Между Беркли и доками — Алькатрас, федеральная тюрьма, остров Святой Елены для Аль Капоне.

Почти холодно. Машины возникают из черной бездны, описывают полукруг и останавливаются. Лучи их фар выхватывают из тени возвышающийся маяк без луча. Женщины выходят, облокачиваются о парапет и мечтают. Возможно, они взывают к божественному Пану. «Панический», весенний антураж щемит сердце и душу. Благоговейная атмосфера избавляет «Койт мемориал тауэр» от всякой фривольности. Самая дурная душа, думаю, оказалась бы восприимчива к таинственным силам, поднимающимся на эту священную гору.
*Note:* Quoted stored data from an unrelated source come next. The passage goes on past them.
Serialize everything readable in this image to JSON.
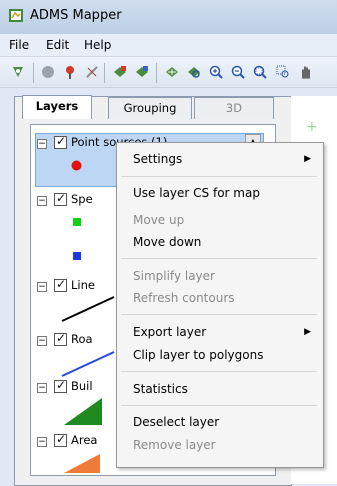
{
  "window": {
    "title": "ADMS Mapper"
  },
  "menu": [
    "File",
    "Edit",
    "Help"
  ],
  "tabs": [
    "Layers",
    "Grouping",
    "3D"
  ],
  "tree": [
    {
      "label": "Point sources (1)"
    },
    {
      "label": "Spe"
    },
    {
      "label": "Line"
    },
    {
      "label": "Roa"
    },
    {
      "label": "Buil"
    },
    {
      "label": "Area"
    }
  ],
  "context_menu": {
    "items": [
      {
        "label": "Settings",
        "submenu": true,
        "enabled": true
      },
      {
        "label": "Use layer CS for map",
        "enabled": true
      },
      {
        "label": "Move up",
        "enabled": false
      },
      {
        "label": "Move down",
        "enabled": true
      },
      {
        "label": "Simplify layer",
        "enabled": false
      },
      {
        "label": "Refresh contours",
        "enabled": false
      },
      {
        "label": "Export layer",
        "submenu": true,
        "enabled": true
      },
      {
        "label": "Clip layer to polygons",
        "enabled": true
      },
      {
        "label": "Statistics",
        "enabled": true
      },
      {
        "label": "Deselect layer",
        "enabled": true
      },
      {
        "label": "Remove layer",
        "enabled": false
      }
    ]
  },
  "toolbar": {
    "icons": [
      "select-tool-icon",
      "info-icon",
      "pin-icon",
      "measure-icon",
      "layer-add-icon",
      "layer-remove-icon",
      "grid-icon",
      "zoom-in-icon",
      "zoom-out-icon",
      "zoom-window-icon",
      "pan-icon"
    ]
  }
}
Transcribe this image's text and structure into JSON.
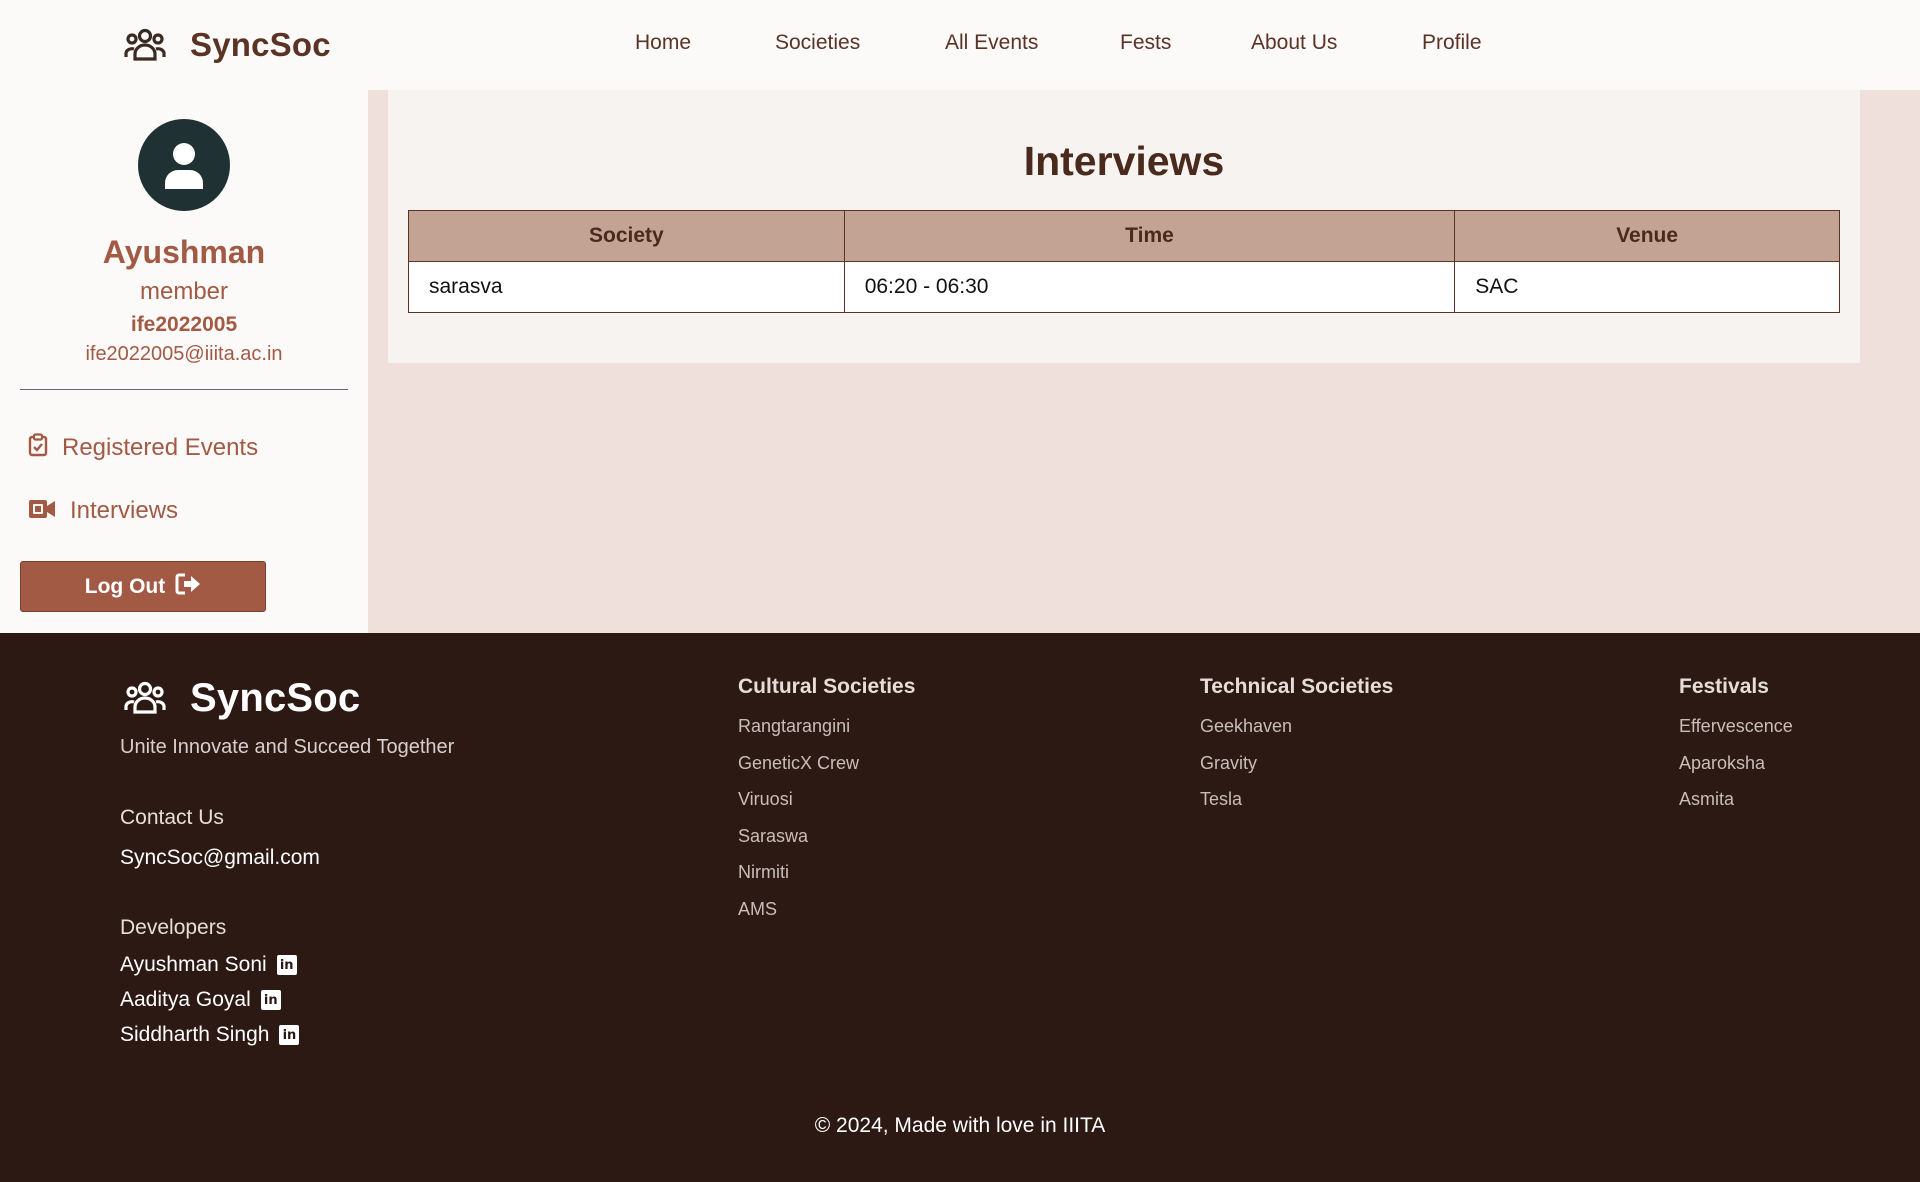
{
  "brand": {
    "name": "SyncSoc"
  },
  "nav": {
    "links": [
      "Home",
      "Societies",
      "All Events",
      "Fests",
      "About Us",
      "Profile"
    ]
  },
  "sidebar": {
    "user_name": "Ayushman",
    "role": "member",
    "user_id": "ife2022005",
    "email": "ife2022005@iiita.ac.in",
    "items": [
      {
        "label": "Registered Events",
        "icon": "clipboard-check-icon"
      },
      {
        "label": "Interviews",
        "icon": "video-camera-icon"
      }
    ],
    "logout_label": "Log Out"
  },
  "main": {
    "title": "Interviews",
    "table": {
      "headers": [
        "Society",
        "Time",
        "Venue"
      ],
      "rows": [
        [
          "sarasva",
          "06:20 - 06:30",
          "SAC"
        ]
      ]
    }
  },
  "footer": {
    "brand_name": "SyncSoc",
    "tagline": "Unite Innovate and Succeed Together",
    "contact_heading": "Contact Us",
    "contact_email": "SyncSoc@gmail.com",
    "developers_heading": "Developers",
    "developers": [
      "Ayushman Soni",
      "Aaditya Goyal",
      "Siddharth Singh"
    ],
    "columns": [
      {
        "heading": "Cultural Societies",
        "items": [
          "Rangtarangini",
          "GeneticX Crew",
          "Viruosi",
          "Saraswa",
          "Nirmiti",
          "AMS"
        ]
      },
      {
        "heading": "Technical Societies",
        "items": [
          "Geekhaven",
          "Gravity",
          "Tesla"
        ]
      },
      {
        "heading": "Festivals",
        "items": [
          "Effervescence",
          "Aparoksha",
          "Asmita"
        ]
      }
    ],
    "copyright": "© 2024, Made with love in IIITA"
  },
  "colors": {
    "accent": "#a25a44",
    "nav_text": "#5a3325",
    "footer_bg": "#2d1914",
    "page_bg": "#f0e0db",
    "table_header_bg": "#c3a393"
  }
}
По заливу идет паром. Это казино, оно скользит справа налево, оставляя за собой длинную светящуюся черту.

Облачный кортеж то заслоняет, то открывает луну. Над Сан-Франциско возвышается мужеское строение.

На обратном пути взбираемся по верблюжьим горбам, едем вдоль парапетов, по ступеням — наш водитель в восторге от скачек с препятствиями и автомобильных лихачеств. По «русским горкам» улиц нас забрасывает к выстроившимся цепочкой открытым барам, где рыбаки выставляют на стойках крабовые коктейли, продают креветок размером с большой палец в панцирях, перламутр которых вобрал в себя яркие переливы бокалов Кипра. Рыбы, креветки, крабы, устрицы, мидии, петушки, кораллы: я снова в джунглях Сингапура, но на этот раз в подводных, в фейерверке их запахов и красок.

Паспарту хочется заглянуть в мегадансинги: «Довиль», «Табарен», «Лидо», — названия которых выписаны гнутыми трубками, наполненными бледным светом. Я отказываюсь идти вместе с ним. Утром, от семи до восьми, должен появиться наш вице-консул — он покажет нам город, и я хочу вздремнуть, унести с собой в сон эту фабрику красоты, лихорадочный город, где лифты взмывают вверх подобно ртути в термометре, где божественный Пан возвышается над домами и морем.

Загрузка...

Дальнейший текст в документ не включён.